The researchers looked at the skulls of 27 women and 28 men who died in Lisbon, Portugal, between 1880 and 1975. They also evaluated the skulls of 40 women and 39 men who died between 1895 and 1903 in the rural area of Coimbra, just over 120 miles north of Lisbon.
The researchers found significant variation between female skulls from Lisbon and those from Coimbra. “The differences were in the shape of the skull, not the size,” says Dr. Ann Ross, professor of anthropology at NC State and co-author of a paper describing the study. “This indicates that the variation is due to genetic differences, rather than differences of diet or nutrition.” The researchers found little difference between the male skulls.

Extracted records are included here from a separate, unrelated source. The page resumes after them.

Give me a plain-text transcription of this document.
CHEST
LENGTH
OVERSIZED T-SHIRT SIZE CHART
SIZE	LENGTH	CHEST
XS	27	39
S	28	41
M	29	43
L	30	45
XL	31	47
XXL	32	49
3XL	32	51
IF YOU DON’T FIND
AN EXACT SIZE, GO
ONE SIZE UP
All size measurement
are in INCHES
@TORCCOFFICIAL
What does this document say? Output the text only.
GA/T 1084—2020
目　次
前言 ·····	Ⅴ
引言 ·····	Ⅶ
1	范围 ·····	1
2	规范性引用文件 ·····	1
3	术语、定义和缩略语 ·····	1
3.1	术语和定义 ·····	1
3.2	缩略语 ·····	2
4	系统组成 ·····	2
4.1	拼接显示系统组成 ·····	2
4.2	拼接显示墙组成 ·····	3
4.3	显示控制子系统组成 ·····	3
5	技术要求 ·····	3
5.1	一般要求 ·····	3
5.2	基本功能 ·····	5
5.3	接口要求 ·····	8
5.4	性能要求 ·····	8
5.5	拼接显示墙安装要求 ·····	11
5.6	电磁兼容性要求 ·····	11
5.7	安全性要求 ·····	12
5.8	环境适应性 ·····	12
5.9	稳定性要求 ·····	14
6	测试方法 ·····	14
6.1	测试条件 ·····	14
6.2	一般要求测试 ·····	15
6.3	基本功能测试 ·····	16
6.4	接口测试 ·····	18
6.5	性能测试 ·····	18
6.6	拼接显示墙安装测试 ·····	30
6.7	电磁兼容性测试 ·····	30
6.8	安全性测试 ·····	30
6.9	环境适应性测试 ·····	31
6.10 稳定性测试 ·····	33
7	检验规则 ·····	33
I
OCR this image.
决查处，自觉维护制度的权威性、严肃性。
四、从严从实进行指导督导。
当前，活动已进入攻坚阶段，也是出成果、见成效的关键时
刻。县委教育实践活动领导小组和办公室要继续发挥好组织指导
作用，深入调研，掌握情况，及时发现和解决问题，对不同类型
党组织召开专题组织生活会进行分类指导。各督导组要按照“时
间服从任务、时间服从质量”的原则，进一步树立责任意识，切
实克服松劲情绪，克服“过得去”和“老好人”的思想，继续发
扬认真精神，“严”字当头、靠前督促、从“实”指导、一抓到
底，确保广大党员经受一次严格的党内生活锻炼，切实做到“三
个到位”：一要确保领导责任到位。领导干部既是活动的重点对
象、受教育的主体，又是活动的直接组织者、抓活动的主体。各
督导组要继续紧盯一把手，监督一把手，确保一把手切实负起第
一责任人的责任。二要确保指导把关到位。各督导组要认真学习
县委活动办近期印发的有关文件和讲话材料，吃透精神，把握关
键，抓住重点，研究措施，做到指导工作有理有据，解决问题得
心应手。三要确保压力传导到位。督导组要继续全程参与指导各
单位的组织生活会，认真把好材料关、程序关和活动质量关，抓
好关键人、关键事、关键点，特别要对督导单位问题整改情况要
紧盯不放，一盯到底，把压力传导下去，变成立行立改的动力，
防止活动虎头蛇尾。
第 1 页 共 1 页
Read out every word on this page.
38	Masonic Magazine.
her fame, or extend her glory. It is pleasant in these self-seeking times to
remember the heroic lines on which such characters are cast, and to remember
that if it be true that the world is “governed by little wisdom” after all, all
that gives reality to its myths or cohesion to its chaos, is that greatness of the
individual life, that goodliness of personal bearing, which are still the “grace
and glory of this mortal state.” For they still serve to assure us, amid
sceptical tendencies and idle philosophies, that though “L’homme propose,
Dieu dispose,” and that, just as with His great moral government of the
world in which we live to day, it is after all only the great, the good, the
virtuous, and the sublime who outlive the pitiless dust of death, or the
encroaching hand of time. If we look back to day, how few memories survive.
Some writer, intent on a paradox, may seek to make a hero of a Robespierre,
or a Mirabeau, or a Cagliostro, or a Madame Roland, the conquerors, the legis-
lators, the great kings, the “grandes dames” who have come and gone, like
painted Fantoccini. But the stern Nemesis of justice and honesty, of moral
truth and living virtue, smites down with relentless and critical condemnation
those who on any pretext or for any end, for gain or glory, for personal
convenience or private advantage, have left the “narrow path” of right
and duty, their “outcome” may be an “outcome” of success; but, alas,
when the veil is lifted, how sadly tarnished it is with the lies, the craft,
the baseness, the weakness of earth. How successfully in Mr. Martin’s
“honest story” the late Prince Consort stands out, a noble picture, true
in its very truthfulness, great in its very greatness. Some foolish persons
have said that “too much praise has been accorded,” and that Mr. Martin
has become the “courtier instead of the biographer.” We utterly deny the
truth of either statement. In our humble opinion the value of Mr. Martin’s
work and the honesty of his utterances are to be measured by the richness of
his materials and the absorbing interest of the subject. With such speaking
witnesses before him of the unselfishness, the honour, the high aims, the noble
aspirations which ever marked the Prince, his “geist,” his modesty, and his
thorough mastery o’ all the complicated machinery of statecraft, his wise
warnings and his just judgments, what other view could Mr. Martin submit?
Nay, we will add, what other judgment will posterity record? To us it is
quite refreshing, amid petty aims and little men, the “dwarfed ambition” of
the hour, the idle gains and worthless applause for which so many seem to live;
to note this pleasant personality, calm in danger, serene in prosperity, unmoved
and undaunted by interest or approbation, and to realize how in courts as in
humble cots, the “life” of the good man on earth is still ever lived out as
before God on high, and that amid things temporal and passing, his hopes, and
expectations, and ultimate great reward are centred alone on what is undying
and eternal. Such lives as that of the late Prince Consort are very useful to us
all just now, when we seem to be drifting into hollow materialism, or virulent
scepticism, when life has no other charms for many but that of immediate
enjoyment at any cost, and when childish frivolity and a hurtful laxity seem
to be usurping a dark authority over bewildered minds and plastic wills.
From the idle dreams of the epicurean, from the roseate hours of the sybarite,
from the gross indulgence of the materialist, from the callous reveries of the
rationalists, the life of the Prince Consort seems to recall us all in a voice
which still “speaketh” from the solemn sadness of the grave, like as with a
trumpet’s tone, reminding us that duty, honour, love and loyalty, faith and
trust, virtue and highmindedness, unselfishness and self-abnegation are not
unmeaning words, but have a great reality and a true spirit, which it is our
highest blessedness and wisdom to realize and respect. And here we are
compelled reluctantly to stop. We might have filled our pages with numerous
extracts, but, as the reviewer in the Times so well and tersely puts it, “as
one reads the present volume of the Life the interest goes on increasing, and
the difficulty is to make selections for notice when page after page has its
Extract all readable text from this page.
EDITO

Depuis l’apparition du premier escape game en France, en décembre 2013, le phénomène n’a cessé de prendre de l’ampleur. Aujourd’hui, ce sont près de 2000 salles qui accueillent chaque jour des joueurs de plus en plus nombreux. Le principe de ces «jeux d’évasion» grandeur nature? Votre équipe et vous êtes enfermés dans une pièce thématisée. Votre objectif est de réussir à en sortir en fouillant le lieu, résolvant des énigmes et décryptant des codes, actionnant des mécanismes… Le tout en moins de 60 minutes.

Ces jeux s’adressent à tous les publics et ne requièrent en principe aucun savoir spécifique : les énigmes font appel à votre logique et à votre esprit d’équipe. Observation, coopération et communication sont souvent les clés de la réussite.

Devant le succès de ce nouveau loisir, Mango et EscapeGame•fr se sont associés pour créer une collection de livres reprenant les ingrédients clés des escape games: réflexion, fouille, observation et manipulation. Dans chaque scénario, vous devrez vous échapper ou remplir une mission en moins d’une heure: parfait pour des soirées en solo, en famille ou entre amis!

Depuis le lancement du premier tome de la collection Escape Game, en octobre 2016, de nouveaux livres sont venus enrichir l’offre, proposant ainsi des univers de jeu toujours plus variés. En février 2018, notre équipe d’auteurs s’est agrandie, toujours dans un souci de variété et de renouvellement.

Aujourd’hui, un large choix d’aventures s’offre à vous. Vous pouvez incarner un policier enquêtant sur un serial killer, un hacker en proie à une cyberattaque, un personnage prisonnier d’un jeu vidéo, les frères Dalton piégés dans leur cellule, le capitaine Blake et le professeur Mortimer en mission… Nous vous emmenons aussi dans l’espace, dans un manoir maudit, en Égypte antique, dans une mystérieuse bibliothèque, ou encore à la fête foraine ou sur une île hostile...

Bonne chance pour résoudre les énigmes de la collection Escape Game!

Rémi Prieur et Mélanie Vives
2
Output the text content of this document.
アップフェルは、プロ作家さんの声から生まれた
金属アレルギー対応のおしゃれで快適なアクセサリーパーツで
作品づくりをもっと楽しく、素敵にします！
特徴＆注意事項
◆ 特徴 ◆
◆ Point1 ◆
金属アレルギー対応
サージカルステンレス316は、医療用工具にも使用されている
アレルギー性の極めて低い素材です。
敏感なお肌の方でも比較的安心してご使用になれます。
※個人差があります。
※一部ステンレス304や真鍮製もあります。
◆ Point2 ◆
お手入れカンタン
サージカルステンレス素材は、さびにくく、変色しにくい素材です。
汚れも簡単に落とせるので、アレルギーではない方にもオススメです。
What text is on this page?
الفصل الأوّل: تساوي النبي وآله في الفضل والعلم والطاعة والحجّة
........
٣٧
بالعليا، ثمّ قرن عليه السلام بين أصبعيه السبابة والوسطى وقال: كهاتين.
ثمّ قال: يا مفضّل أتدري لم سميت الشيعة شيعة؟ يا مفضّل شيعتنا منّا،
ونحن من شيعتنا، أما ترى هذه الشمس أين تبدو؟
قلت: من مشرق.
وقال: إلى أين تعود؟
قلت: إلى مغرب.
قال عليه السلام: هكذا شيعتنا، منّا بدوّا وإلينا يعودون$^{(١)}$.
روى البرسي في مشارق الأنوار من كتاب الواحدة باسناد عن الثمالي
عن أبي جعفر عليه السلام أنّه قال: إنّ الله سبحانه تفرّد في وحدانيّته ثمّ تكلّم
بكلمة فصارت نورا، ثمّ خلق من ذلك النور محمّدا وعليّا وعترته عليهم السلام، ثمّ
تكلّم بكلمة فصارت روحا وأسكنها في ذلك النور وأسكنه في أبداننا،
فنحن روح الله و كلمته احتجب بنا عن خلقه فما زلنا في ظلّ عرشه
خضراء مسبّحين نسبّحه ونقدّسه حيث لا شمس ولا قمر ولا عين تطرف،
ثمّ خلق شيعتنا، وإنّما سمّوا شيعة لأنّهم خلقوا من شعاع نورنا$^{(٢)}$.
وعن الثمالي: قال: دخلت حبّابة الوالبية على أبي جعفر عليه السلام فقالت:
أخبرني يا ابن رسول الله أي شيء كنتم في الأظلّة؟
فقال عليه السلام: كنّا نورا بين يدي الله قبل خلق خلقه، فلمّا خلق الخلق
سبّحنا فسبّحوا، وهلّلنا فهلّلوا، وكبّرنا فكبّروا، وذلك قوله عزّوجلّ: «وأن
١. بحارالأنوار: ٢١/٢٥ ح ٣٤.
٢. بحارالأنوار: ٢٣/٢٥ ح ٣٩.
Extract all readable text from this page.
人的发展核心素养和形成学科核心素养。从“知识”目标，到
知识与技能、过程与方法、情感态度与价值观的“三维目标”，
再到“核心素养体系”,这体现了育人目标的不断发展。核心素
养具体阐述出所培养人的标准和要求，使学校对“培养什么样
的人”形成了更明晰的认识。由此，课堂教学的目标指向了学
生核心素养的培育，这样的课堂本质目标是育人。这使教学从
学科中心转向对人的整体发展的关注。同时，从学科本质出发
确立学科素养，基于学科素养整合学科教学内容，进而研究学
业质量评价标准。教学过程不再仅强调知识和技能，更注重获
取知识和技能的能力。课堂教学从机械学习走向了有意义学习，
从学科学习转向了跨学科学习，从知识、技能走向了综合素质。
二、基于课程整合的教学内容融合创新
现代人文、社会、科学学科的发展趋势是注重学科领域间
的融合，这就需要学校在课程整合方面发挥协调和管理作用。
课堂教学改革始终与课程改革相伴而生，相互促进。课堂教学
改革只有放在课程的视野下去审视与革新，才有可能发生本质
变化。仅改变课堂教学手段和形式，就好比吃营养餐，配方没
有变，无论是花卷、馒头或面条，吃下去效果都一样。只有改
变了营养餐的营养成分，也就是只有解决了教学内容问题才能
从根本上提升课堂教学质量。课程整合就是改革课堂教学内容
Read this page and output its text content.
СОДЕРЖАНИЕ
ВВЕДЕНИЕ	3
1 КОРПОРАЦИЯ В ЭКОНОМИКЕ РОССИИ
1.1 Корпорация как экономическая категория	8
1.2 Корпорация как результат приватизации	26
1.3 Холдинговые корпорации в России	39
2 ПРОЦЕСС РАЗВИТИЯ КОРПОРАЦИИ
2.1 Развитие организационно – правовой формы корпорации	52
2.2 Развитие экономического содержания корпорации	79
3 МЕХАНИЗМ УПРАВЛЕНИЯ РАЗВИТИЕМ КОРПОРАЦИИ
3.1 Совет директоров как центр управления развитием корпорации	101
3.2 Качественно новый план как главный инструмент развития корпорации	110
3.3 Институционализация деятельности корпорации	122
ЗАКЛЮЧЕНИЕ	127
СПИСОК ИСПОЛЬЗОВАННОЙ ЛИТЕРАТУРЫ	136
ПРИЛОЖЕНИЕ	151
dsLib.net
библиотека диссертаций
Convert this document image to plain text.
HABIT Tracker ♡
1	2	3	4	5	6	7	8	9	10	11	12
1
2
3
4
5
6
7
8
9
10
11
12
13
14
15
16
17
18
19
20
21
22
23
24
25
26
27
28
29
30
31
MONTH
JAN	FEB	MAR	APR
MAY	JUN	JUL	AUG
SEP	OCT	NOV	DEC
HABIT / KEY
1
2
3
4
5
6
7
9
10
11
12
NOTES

Specifically, the researchers found that the female skulls from Lisbon exhibited greater intraorbital distance than the skulls of Coimbra females. In other words, the women from Lisbon had broader noses and eyes that were spaced further apart.
This difference in craniofacial characteristics may stem from an influx of immigrants into Lisbon, which is a port city, Ross says. However, it may also be a result of preferential mate selection – meaning Lisbon men were finding mates abroad, or were more attracted to women with those facial features.
“Finding this level of dimorphism between groups in such close proximity to each other highlights the importance of examining human variation if we hope to make informed assessments of skeletal remains,” Ross says. “That’s true whether you’re working in a biohistorical context or engaged in forensic analysis with law enforcement.”
The paper, “Craniofacial Sexual Dimorphism in Two Portuguese Skeletal Samples,” is forthcoming in the journal Anthropologie. The lead author is Ashley Humphries, who received her master’s degree at NC State and is now in the Ph.D. program at the University of South Florida. The research was supported by the National Institute of Justice.
Note to Editors: The study abstract follows.
“Craniofacial Sexual Dimorphism in Two Portuguese Skeletal Samples”
Authors: Ashley L. Humphries, University of South Florida; Ann H. Ross, North Carolina State University
Published: forthcoming, Anthropologie
Abstract: One of the goals of anthropological research is to investigate biological human variation of past and present populations. Of particular interest is the study of sexual dimorphism, which can shed light on the human condition and aid in the identification of unidentified remains. When dealing with human skeletal remains, one of the four pillars of the anthropological protocol is the estimation of sex. Problems arise when applying sexing methods to different populations. Consequently, a skeletally robust female may appear to be “male”, particularly in light of cross-population comparisons. The purpose of this study is to evaluate sexual dimorphism of the craniofacial complex in two local Portuguese samples (Coimbra, F= 40, M=39; Lisbon, F=27, M=28). An index of sexual dimorphism or ISD was used to assess the level of sexual dimorphism within each sample (Lisbon ISD=3.71; Coimbra ISD=3.07). The Student’s t-test indicates that the degree of sexual dimorphism is not significantly different between Coimbra and Lisbon (P=0.31). However, Mahalanobis D2, which was computed to examine differences among the groups, indicates that Lisbon females differ significantly from the other samples and the pattern of sexual dimorphism coincides with the ISD results. The disparity of the Lisbon females may indicate the possible influence of immigration or genetic diversity left behind by the numerous population influxes on the Iberian Peninsula and warrants further study.